Asian hornet nest in Rayleigh removed from back garden for tests

An Asian hornet nest, the size of an “elongated basketball”, has been removed from a back garden after a week-long search operation.

Beekeepers were warned to be vigilant last week after three of the insects were spotted in Rayleigh.

Inspectors from the Animal and Plant Health Agency (APHA) found the nest six metres up a tree, after knocking on a resident’s door in the Essex town.

The destroyed nest has been taken to a government laboratory for testing.

David Holborn, whose garden the nest was found in, said the inspectors arrived in “jeans and jumpers” and “suited up” after spotting the nest.

“It was the size of an elongated basketball,” said Mr Holborn, speaking on BBC Essex.

“It’s quite scary to think it’s been in our garden for probably two months, but there’s been no harm to us.

“They’ve been keeping themselves to themselves.”

Asian hornets, first sighted in Britain in 2016 in Tetbury, Gloucestershire, pose no greater risk to human health than native wasps and hornets.

However, they are known to raid honeybee nests and eat them.

The first sighting in Rayleigh was reported on Sunday, 25 September, and the Department for Environment, Food and Rural Affairs (Defra) issued a warning three days later to beekeepers in the wider area.

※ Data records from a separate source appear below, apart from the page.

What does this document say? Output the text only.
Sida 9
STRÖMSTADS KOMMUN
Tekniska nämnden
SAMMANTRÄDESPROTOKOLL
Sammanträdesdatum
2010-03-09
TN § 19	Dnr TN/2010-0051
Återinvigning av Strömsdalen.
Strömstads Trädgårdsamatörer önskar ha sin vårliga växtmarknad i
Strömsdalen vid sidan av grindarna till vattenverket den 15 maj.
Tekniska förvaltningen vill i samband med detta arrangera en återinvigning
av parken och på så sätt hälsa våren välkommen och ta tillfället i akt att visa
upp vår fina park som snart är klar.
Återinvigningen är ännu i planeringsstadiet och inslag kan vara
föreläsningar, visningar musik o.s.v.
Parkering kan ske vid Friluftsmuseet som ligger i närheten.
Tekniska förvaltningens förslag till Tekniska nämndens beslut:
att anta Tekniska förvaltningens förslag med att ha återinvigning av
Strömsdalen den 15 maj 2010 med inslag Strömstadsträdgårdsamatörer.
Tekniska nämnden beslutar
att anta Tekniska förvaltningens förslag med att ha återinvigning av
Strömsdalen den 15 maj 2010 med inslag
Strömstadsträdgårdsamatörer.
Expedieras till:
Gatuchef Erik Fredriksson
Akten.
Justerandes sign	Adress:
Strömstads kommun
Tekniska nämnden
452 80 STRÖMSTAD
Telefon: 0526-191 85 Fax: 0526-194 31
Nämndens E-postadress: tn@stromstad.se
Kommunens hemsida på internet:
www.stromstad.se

It was estimated the nest took two months for the Asian hornets to build and it was discovered in Mr Holborn’s garden on Thursday, before being destroyed with an insecticide.

Measuring 50cm long, it was taken on Saturday to the Fera Science centre in York, a laboratory managed by Capita and Defra.

Scientists will try to work out where the insects came from and whether Asian hornet queens have already left the nest and flown elsewhere.

The APHA inspectors will continue to monitor the area and lay small plastic traps for the insects.

Mr Holborn, who had the nest in his garden for an extra night before it was completely destroyed, said: “As a precaution, we did shut the window.”